Raytheon Company (RTN) has received a contract worth $79.2 million from the U.S. Army to develop a system known as Accelerated Improved Intercept Initiative (“AI3”) that will detect and destroy incoming rockets aimed at troops. The demonstration for the system will be done over 18 months and is expected to be followed by a low rate initial production.
AI3 Battle Element consists of an interceptor developed by Raytheon and a government furnished launcher, fire control system, and command and control system. Per the contract, the company will develop and demonstrate the intercept of rockets in flight.
We believe that the company’s diversified revenue base greatly insulates its performance from cancellation, curtailment or deferment of a program. Moreover, it is one of the best-positioned companies with an improving balance sheet, growing cash flow and operational improvements.

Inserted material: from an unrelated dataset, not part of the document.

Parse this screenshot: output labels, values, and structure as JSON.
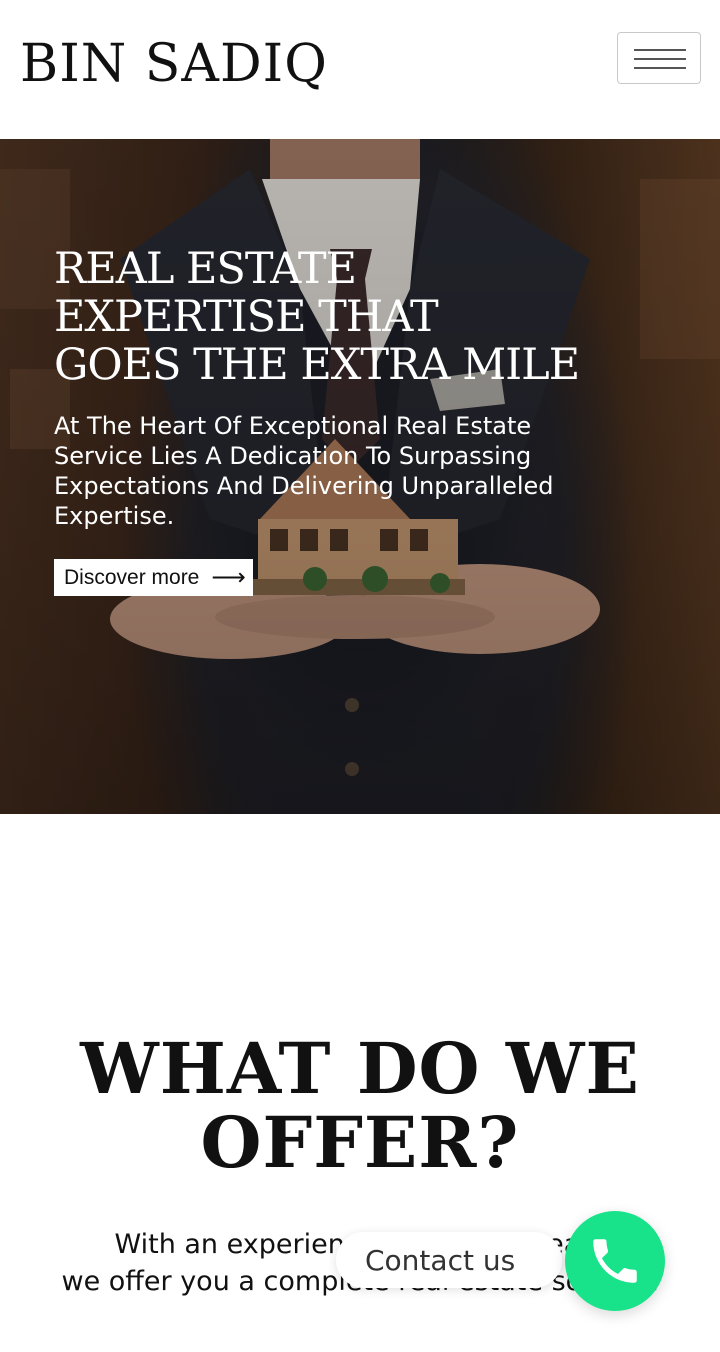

In January this year, Raytheon Company reported fourth quarter and fiscal 2011 results. The company’s fourth-quarter adjusted earnings of $1.74 per share beat the Zacks Consensus Estimate by 40 cents. Results were also higher than the year-ago quarterly earnings of $1.55 per share.
These positives are, however, offset by apprehensions over future cutbacks of the U.S. defense budget, the fate of high-cost programs, risks related to key project executions and order cancellations.
Like its peers, Lockheed Martin Corporation (LMT) and Northrop Grumman Corporation (NOC), the company presently retains its short-term Zacks #3 Rank (Hold).
Raytheon Company is a technology and innovation leader specializing in defense, homeland security and other government markets throughout the world. The company provides state-of-the-art electronics, mission systems integration and other capabilities in the areas of sensing, effects, and command, control, communications and intelligence systems, as well as a broad range of mission support services.